In fact, most in uniform appreciate that countries like Russia and China are demonstrating a determination to field militaries comparable to and capable of inflicting great harm on the best of our armed forces. Worse, they are both proliferating advanced weapon systems designed for that purpose to others who wish us ill, from the mullahs in Iran to Kim Jong-Il’s North Korea to Hugo Chavez’s Venezuela.
The best way to contend with these and other emerging threats is to dissuade such adversaries from believing that conflict with the United States could ever redound to their benefit. Toward that end, this country should field wherever possible decisively superior military equipment. A case in point is the Air Force’s F-22 Raptor.

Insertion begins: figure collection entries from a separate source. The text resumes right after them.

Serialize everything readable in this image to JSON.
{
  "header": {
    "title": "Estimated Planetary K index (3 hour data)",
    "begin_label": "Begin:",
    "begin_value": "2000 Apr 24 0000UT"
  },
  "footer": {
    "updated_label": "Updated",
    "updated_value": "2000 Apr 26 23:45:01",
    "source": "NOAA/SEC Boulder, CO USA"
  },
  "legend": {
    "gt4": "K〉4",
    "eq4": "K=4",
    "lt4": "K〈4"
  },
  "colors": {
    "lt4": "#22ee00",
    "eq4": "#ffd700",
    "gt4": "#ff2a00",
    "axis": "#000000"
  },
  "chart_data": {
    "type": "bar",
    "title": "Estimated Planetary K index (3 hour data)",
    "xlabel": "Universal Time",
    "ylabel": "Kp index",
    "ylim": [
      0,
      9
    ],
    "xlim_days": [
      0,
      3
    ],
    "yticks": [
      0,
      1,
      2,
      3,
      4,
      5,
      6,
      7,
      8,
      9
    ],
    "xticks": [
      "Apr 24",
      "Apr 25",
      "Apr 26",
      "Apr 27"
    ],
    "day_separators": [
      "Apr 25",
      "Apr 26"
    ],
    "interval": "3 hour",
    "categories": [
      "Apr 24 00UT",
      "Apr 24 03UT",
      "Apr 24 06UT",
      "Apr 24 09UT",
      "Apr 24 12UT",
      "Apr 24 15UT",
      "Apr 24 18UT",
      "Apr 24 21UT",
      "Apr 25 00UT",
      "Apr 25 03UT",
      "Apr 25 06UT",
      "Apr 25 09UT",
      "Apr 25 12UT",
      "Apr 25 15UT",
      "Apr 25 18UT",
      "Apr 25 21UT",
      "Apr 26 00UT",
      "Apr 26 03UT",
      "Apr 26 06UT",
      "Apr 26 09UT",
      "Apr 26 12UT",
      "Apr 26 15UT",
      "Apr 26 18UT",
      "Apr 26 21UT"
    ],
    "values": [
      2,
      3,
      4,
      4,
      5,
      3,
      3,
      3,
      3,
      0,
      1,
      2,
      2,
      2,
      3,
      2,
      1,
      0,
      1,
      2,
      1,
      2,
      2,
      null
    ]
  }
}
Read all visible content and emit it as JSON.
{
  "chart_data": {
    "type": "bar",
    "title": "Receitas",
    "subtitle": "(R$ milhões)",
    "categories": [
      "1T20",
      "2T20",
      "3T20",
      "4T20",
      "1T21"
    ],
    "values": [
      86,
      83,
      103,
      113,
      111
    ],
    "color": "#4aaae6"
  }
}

This plane is quite simply the best fighter aircraft in the world. Thanks to a combination of “stealthy” characteristics that make it very difficult to detect and target, the ability to operate for sustained periods at supersonic speeds and its extraordinary agility, the Raptor seems likely to secure for years to come something Americans have taken for granted in every conflict since World War II: air superiority essential to victory on the ground. In operational testing and deployments to date, the “Fifth Generation” F-22 has demonstrated the ability to defeat the best adversary aircraft and most sophisticated air defenses of the kind Russia has just agreed to sell Iran.
Yet, in Gordon England’s Pentagon, the Raptor is an endangered species. Where Charlie Wilson labored in secret to secure funds to provide more and better arms to the Afghans, the “DepSecDef” is adamantly insisting in the closed-door budget deliberations over which he presides that production of the world’s best fighter be terminated next year.
Fortunately, many of Charlie Wilson’s successors on Capitol Hill have begun to engage on the question of whether to keep open the production line for the F-22. A bipartisan group involving some 200 members of the House and Senate representing nearly every political stripe wrote England’s boss, Defense Secretary Robert Gates, last month urging that the Raptor line be kept open.
The necessity for such a course of action is all the clearer in the wake of an ominous discovery concerning the U.S. inventory of existing front-line air-superiority aircraft: Every one of the nation’s 440 F-15Ds have been grounded in recent weeks after one of these twenty-five year-old planes broke up in flight and the subsequent discovery of potentially lethal cracks in at least eight more.
It seems obvious that the momentous decision of whether to terminate the F-22 at just 180 aircraft – one that could prove fateful in deterring a future conflict with increasingly hostile and aggressive adversaries – should be made not by a lame-duck presidency, but a newly mandated one. As a practical matter, this will require Gordon England to stop waging war against the F-22, allowing more than $500 million now earmarked for termination costs to be applied instead to long-lead procurement of one more block of twenty Raptors and permitting the Air Force to budget the substantially larger sums required in Fiscal Year 2010 fully to fund them.
Ultimately, the decision as to whether America will be able to deter future conflicts, and to wage them successfully if deterrence fails, will depend on a comprehensive recapitalization of every one of the armed services. The Joint Chiefs of Staff are calling for a sustained allocation of more resources – specifically, at least 4% of Gross Domestic Product. Now is the time to determine whether the candidates to be our next Commander-in-Chief will pledge to do so.